Stake menekankan adanya dua dasar kegiatan dalam evaluasi, yaitu description (deskripsi) dan judgement (pertimbangan), serta membedakan adanya tiga tahap dalam program pendidikan, yaitu: (1) antecedent (program pendahulu/masukan/context); (2) transaction (transaksi/kejadian/process); dan (3) outcomes (hasil/result). Stake berpendapat menilai suatu program pendidikan harus melakukan perbandingan yang relatif antara program satu dan program yang lain, atau perbandingan yang absolut yaitu membandingkan suatu program dengan standar tertentu.[12]
Adapun langkah-langkah yang harus ditempuh dalam melaksanakan evaluasi countenance tercakup dalam empat langkah pasti berdasarkan empat matriks yang ada yaitu:
a.    Sehubungan dengan kategori intent, evaluator dapat melakukan studi dokumen atau wawancara kepada pengembang program, baik berhubungan dengan antecedents (persyaratan awal), transaksi (proses) serta hasil. Dalam hal pembelajaran dapat dilakukan dengan mempersiapkan rencana yang dituangkan dalam silabus dan RPP.
b.    Sehubungan dengan kategori observasi, evaluator harus megadakan analisis kongruen, yaitu menganalisa implementasi dari rencana pada intent. Apakah sesuai atau terjadi penyimpangan, jika terjadi penyimpangan faktor-faktor apa yang menyebabkannya.
c.    Tugas evaluator berikutnya adalah memberikan pertimbangan mengenai program yang sedang dikaji, oleh karenanya perlu standar yang dapat diperoleh dari sekolah.
d.   Dan yang terakhir adalah memberi pertimbangan terhadap hasil dari analisis ketiga kategori sebelumnya. Pertimbangan dapat diperoleh dengan mengumpulkan data dari sekelompok orang yang memiliki kualifikasi untuk memberikan pertimbangan.

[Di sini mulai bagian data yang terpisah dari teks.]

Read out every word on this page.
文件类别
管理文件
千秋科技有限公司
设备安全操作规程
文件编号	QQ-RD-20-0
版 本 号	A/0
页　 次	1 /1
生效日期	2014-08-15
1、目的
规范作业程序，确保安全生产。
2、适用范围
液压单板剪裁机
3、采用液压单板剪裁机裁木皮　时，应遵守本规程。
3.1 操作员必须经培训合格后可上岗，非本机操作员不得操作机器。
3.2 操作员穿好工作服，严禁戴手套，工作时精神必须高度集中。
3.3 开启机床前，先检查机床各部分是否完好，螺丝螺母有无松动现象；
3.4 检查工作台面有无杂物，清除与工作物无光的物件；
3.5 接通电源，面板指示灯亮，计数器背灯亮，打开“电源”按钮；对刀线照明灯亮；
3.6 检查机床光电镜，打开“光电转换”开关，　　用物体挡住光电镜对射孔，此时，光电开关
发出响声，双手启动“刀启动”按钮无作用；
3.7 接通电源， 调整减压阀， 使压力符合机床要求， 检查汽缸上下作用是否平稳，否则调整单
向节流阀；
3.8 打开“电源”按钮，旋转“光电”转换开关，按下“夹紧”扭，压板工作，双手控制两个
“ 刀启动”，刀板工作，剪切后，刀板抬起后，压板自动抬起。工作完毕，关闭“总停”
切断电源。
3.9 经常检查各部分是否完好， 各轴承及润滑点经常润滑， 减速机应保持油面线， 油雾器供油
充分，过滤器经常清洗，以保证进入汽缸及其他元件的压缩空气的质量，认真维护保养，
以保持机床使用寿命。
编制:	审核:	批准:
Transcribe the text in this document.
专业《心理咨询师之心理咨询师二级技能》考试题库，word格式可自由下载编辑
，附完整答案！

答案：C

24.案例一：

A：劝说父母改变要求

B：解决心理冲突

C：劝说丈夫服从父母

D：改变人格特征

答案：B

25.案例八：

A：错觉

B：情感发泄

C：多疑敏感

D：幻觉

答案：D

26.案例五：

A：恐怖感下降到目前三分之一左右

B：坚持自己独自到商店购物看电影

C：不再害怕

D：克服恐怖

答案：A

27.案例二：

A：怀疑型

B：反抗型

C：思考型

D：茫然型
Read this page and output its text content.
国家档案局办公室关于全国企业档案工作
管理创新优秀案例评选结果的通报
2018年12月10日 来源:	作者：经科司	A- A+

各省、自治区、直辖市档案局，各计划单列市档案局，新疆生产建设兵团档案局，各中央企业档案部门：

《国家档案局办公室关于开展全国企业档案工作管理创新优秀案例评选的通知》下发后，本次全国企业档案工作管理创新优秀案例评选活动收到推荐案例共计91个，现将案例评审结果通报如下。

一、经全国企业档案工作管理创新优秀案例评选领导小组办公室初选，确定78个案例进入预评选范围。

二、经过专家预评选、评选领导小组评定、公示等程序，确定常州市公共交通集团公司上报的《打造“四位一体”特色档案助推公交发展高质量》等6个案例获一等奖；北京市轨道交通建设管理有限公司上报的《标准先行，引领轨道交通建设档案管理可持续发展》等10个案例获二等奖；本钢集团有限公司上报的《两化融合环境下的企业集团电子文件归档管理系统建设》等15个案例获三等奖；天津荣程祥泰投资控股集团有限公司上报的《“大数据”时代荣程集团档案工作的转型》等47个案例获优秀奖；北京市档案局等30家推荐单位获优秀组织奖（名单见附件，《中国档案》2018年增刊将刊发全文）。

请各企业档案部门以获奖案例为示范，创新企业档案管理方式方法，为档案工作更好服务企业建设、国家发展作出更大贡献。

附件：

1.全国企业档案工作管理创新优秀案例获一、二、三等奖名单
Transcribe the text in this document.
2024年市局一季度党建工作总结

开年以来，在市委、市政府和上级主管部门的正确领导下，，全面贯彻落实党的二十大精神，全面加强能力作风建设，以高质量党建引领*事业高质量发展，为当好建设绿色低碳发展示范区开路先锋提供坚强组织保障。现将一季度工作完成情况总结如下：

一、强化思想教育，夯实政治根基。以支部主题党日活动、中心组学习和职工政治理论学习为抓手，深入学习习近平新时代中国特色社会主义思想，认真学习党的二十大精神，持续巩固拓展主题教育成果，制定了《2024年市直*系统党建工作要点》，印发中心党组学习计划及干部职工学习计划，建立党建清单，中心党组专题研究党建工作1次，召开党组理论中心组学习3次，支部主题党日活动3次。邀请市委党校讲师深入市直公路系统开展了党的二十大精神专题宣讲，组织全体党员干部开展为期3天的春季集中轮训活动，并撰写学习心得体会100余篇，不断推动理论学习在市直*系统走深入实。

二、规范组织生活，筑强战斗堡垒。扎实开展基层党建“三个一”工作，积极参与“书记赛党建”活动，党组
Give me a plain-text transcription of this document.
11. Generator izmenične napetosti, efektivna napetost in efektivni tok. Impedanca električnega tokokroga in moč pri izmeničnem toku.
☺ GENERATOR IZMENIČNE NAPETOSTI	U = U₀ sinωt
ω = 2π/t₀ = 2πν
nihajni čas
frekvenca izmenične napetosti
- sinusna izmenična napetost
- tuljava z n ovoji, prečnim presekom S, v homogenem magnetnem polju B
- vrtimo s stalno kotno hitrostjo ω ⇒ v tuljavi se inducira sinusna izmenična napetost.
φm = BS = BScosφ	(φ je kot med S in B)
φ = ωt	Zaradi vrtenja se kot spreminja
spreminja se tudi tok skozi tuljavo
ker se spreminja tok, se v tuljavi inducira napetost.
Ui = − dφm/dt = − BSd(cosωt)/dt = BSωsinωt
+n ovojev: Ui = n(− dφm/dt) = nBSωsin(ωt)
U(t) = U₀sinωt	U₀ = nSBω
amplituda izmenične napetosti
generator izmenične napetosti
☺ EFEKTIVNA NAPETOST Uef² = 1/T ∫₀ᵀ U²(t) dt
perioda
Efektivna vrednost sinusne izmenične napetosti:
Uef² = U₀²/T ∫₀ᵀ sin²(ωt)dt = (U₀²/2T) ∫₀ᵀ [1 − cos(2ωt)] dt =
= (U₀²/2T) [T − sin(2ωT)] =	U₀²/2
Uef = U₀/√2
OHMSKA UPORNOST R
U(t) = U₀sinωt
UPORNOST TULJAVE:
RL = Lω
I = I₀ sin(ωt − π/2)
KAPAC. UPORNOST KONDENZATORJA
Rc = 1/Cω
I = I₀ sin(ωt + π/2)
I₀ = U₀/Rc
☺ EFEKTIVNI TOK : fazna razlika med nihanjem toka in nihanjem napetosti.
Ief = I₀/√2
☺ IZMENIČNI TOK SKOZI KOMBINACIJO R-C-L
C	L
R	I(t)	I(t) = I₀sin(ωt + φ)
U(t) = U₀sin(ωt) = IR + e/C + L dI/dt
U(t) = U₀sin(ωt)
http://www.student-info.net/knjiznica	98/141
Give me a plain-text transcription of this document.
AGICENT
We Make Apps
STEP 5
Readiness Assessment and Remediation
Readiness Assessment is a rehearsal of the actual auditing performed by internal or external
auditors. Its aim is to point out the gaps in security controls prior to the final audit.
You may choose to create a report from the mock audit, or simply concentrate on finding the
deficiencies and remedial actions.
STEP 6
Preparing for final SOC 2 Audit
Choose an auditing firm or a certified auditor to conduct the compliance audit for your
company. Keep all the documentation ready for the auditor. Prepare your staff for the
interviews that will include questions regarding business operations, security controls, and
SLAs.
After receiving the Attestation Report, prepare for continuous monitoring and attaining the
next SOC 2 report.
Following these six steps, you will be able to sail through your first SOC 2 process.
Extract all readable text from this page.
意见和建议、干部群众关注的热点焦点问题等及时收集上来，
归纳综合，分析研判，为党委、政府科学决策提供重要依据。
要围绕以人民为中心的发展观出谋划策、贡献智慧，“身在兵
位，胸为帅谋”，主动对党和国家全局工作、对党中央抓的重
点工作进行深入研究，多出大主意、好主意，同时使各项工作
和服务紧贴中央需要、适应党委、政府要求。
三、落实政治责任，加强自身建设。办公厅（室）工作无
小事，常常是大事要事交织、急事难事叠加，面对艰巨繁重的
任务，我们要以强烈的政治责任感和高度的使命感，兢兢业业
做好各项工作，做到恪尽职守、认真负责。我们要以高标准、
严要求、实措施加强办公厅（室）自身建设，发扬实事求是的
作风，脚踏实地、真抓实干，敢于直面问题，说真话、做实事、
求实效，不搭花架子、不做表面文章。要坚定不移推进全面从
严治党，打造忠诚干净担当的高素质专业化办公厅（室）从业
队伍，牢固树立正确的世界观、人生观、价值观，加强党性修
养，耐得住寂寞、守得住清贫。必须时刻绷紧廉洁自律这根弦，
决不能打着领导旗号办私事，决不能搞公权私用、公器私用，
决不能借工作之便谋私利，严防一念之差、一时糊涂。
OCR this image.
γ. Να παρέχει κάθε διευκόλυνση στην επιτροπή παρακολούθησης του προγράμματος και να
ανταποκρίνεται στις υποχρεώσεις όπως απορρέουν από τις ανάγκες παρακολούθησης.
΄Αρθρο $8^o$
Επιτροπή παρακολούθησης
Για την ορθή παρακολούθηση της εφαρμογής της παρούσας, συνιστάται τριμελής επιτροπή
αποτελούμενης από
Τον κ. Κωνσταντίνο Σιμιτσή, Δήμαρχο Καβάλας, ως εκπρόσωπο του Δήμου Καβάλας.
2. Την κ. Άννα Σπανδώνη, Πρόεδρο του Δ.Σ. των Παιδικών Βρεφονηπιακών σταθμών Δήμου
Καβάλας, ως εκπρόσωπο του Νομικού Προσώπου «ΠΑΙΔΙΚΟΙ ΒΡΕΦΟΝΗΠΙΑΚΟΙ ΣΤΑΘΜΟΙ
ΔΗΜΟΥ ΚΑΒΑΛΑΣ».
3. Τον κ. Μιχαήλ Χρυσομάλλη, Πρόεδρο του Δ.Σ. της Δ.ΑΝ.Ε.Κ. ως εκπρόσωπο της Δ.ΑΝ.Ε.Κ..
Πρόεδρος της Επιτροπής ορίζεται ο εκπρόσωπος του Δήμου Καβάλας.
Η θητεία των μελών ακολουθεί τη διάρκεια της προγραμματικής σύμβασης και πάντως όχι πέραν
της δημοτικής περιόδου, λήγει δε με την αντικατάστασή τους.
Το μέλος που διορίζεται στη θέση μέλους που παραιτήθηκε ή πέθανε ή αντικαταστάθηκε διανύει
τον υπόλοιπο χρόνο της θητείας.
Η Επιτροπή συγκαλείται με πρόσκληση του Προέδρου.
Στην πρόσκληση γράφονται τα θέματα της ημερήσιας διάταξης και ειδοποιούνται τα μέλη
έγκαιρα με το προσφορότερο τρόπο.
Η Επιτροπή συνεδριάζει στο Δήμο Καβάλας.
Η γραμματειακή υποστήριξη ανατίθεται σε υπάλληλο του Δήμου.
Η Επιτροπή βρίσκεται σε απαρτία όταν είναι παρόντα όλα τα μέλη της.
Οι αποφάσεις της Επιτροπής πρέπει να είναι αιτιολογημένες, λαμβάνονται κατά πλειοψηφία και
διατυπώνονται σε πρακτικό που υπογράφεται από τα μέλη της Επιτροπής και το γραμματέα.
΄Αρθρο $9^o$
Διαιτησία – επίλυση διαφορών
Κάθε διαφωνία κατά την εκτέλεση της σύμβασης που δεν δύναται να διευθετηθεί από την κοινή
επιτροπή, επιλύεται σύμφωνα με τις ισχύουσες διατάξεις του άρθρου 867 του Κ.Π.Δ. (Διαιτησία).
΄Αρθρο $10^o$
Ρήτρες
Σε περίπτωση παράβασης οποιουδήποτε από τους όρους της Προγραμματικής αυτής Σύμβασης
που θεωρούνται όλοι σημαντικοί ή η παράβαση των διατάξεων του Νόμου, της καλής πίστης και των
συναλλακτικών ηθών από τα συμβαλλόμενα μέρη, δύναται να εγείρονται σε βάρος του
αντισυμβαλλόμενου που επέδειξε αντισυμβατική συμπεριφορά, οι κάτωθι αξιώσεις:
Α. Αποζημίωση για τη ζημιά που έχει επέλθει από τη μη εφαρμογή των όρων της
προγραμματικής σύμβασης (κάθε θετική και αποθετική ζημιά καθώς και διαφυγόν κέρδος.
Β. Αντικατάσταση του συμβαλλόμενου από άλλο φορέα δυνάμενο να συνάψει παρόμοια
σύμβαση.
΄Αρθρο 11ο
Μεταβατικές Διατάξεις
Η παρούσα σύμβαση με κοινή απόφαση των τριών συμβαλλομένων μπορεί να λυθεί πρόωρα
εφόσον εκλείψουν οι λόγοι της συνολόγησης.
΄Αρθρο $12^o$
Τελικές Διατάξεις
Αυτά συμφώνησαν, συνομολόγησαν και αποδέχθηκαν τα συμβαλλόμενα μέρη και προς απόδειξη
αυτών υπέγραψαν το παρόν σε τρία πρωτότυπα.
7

Dalam pembelajaran pertimbangan dapat berdasarkan faktor karakteristik siswa, sarana sekolah ataupun faktor-faktor yang lain.[13]
Kelebihan dan Kekurangan Evaluasi Model Countenance yaitu:
Adapun beberapa manfaat yang dapat diperoleh dari pelaksanaan evaluasi model countenance adalah:
a.    Memberikan gambaran yang sangat detail terhadap suatu program, mulai dari konteks awal hingga hasil yang dicapai.
b.    Lebih komprehensif, lebih lengkap dalam menyaring informasi.
c.    Dengan adanya pertimbangan terhadap standar, evaluasi tidak hanyamengukur keterlaksanaan program sesuai rencana, akan tetapi juga dapat mengetahui ketercapaian standar yang telah ditentukan.
d.    Dengan adanya pertimbangan dari sekelompok orang yang berkualifikasi di bidangnya, evaluator dapat mengetahui hambatan atau faktor-faktor yang mempengaruhi ketercapaian program.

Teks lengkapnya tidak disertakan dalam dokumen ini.